Since then, a team of scientists at Massachusetts-based biotech Adagio Therapeutics have studied long-lasting immune cells called memory B cells from Sars patients and identified neutralising antibodies which are effective against a broad range of betacoronaviruses.
Jeffrey Taubenberger, a senior investigator in viral pathogenesis and evolution at the National Institutes of Health, feels that while a full universal coronavirus vaccine may be out of reach, these studies indicate that a sarbecoronavirus or betacoronavirus jab may indeed be feasible.
"Coronaviruses are extremely diverse, in several large genera," says Taubenberger. "Generating broadly protective vaccines that would provide protective efficacy against all coronaviruses will be very difficult in the short-term. A broadly protective betacoronavirus vaccine is a more realistic and practical goal."
The big question for all pan-coronavirus vaccine developers is whether they can succeed where pan-influenza vaccines have failed. The NIH's National Institute of Allergy and Infectious Diseases unit has an annual budget of approximately $220m (£180m/€212m) for universal flu vaccine research but progress has been minimal despite decades of striving. However, there is hope that the challenge may be slightly less complex in coronaviruses because in general, they are not so prone to mutating.
"Even though we are suffering through Sars-CoV-2 variants, coronaviruses have less propensity for mutation than flu viruses," says Bjorkman. "The fact that we have so many people worldwide who have been or are infected with Sars-CoV-2 is what's given this virus a vast playing field for mutations, even though its mutation rate is not intrinsically very high."
Efforts have also been boosted by the development of some ingenious new technologies for examining the protective capabilities of vaccines against coronaviruses that have not yet spread to humans. VBI Vaccines, who are developing a pan-sarbecoronavirus vaccine that would target the close relatives of Covid-19. Their approach is similar to that of Bjorkman's lab, and involves taking the genetic sequences of various coronaviruses found in bats and pangolins, from publicly available databases, and inserting them into a pseudotype virus. This is a virus that has been genetically altered so it cannot replicate, making it harmless and allowing scientists to test their vaccine against these novel pathogens in a test tube.
So far VBI's vaccine has elicited strong neutralising responses against the Delta, Beta, Omicron and Lambda variants of Sars-CoV-2 as well as RaTG13, a coronavirus which is closely related to Sars-CoV-2 but is currently found only in bats.

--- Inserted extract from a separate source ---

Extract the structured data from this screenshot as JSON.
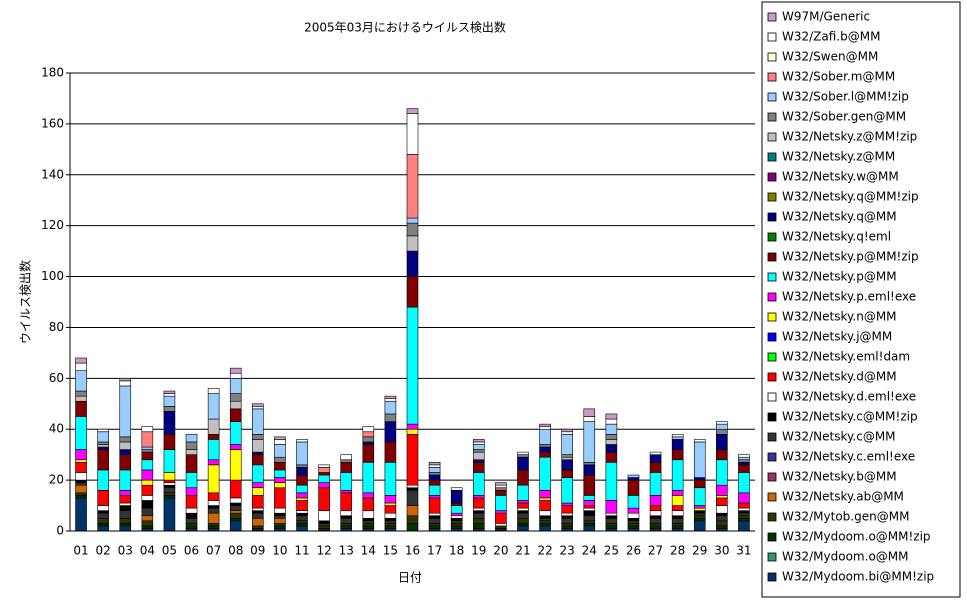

Scientists are hopeful that the first variant-proof Covid-19 vaccines will be available by 2024, potentially ushering in a wave of coronavirus jabs offering increasingly broad protection. For many, this would be up there with some of the most important breakthroughs in modern healthcare.

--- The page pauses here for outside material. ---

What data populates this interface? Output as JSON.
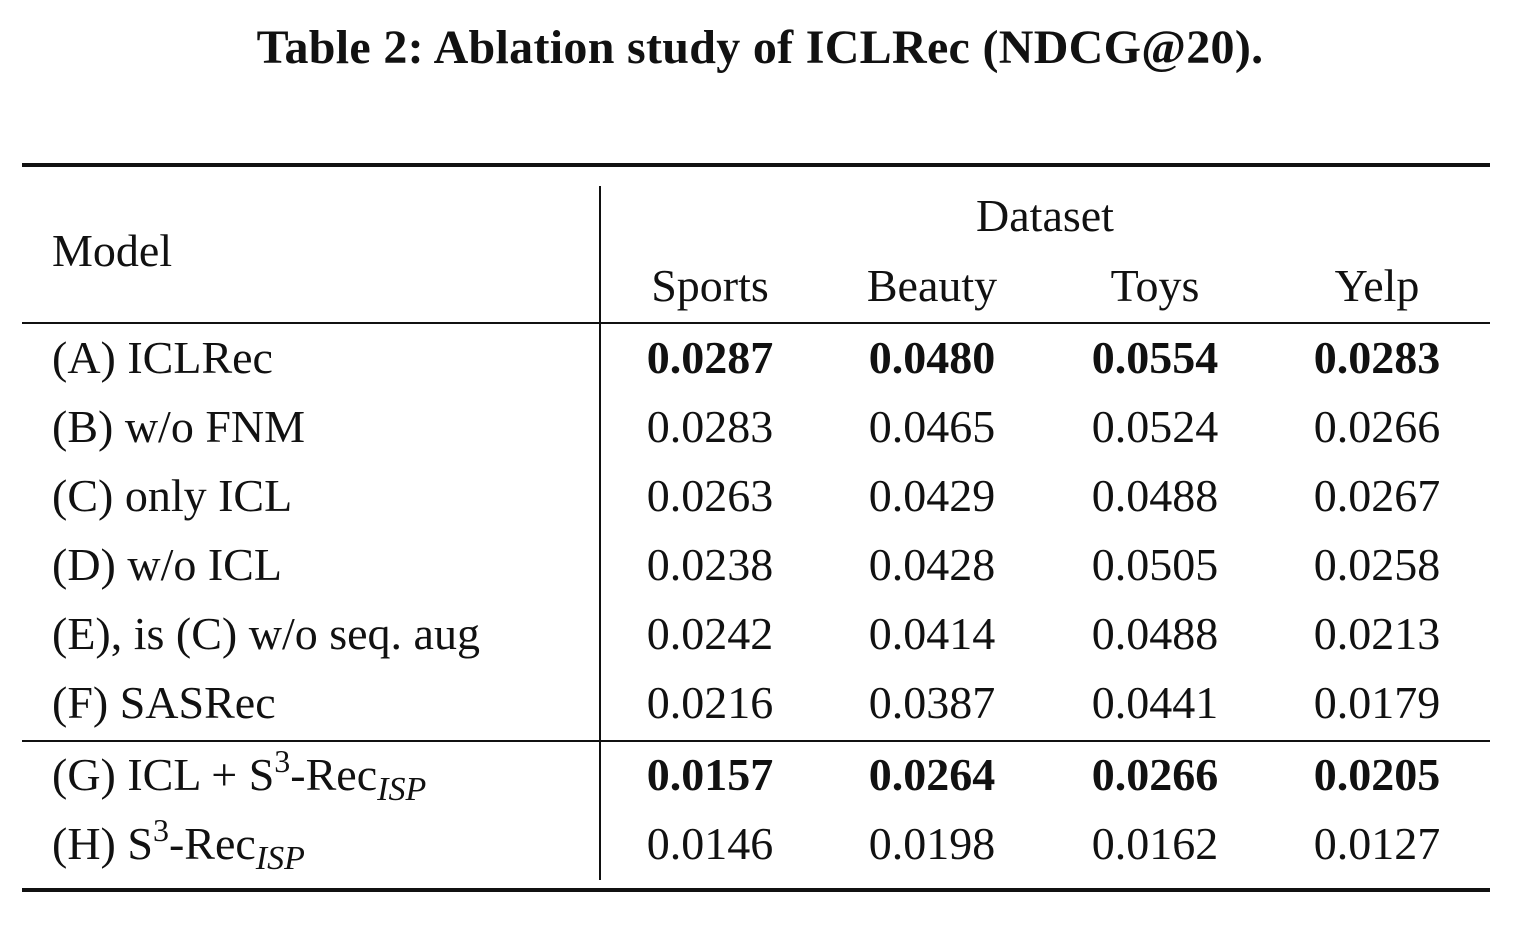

"The development of effective pan-coronavirus vaccines would be groundbreaking, as they would have global applicability and utility as well as requiring ingenuity and perseverance," says Saunders. "Coronaviruses have caused multiple deadly outbreaks and it is likely that another outbreak will occur. Having vaccines that prevent death from a future outbreak would be a tremendous achievement in global health."